Some things to keep an eye out for when looking at data on a numeric variable:
skewness, multimodality
gaps, outliers
rounding, e.g. to integer values, or heaping, i.e. a few particular values occur very frequently
impossible or suspicious values
A variant of the dot plot is known as a strip plot.
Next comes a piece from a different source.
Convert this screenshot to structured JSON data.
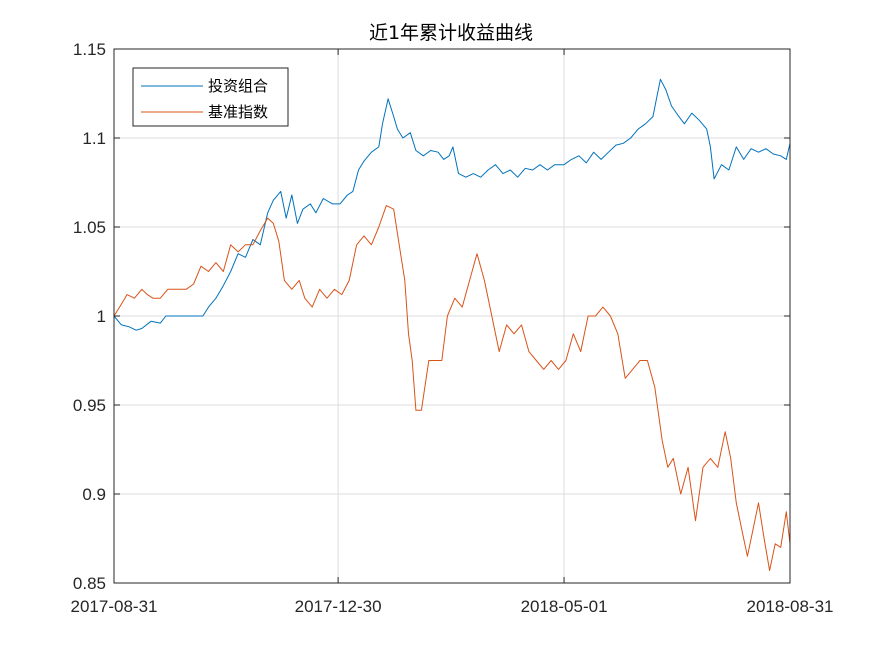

A strip plot for the city temperature data is
p1 <- stripplot(~ temp, data = citytemps)
p2 <- ggplot(citytemps) + geom_point(aes(x = temp, y = "All"))
grid.arrange(p1, p2, nrow = 1)
One way to reduce the vertical space is to use the chunk option fig.height = 2
, which produces
The strip plot can reveal gaps and outliers.
After looking at the plot we might want to examine the high and low values:
filter(citytemps, temp > 85)
## city temp
## 1 Caracas 88
## 2 Managua 91
## 3 Rio de Janeiro 86
## 4 San Salvador 86
## 5 Santo Domingo 86
filter(citytemps, temp < 10)
## city temp
## 1 Almaty -6
## 2 Anadyr 0
## 3 Tashkent 1
The strip plot is most useful for showing subsets corresponding to a categorical variable.
A strip plot for the yields for different varieties in the barley data is
ggplot(barley) + geom_point(aes(x = yield, y = variety))
Scalability in this form is limited due to over-plotting.
A simple strip plot of price
within the different cut
levels in the diamonds
data is not very helpful:
ggplot(diamonds) + geom_point(aes(x = price, y = cut))
Several approaches are available to reduce the impact of over-plotting:
reduce the point size;
random displacement of points, called jittering;
making the points translucent, or alpha blending.
Combining all three produces
ggplot(diamonds) +
geom_point(aes(x = price, y = cut),
size = 0.2, position = "jitter", alpha = 0.2)
Skewness of the price distributions can be seen in this plot, though other approaches will show this more clearly.
A peculiar feature reveled by this plot is the gap below 2000. Examining the subset with price < 2000
shows the gap is roughly symmetric around 1500:
ggplot(filter(diamonds, price < 2000)) +
geom_point(aes(x = price, y = cut),
size = 0.2, position = "jitter", alpha = 0.2)
With a good combination of point size choice, jittering, and alpha blending the strip plot for groups of data can scale to several hundred thousand observations and ten to twenty of groups.
Strip plots can reveal gaps, outliers, and data outside of the expected range.
Skewness and multi-modality can be seen, but other visualizations show these more clearly.
Storage needed for vector graphics images grows linearly with the number of observations.
Base graphics provides stripchart
:
stripchart(yield ~ variety, data = barley)
Lattice provides stripplot
:
stripplot(variety ~ yield, data = barley)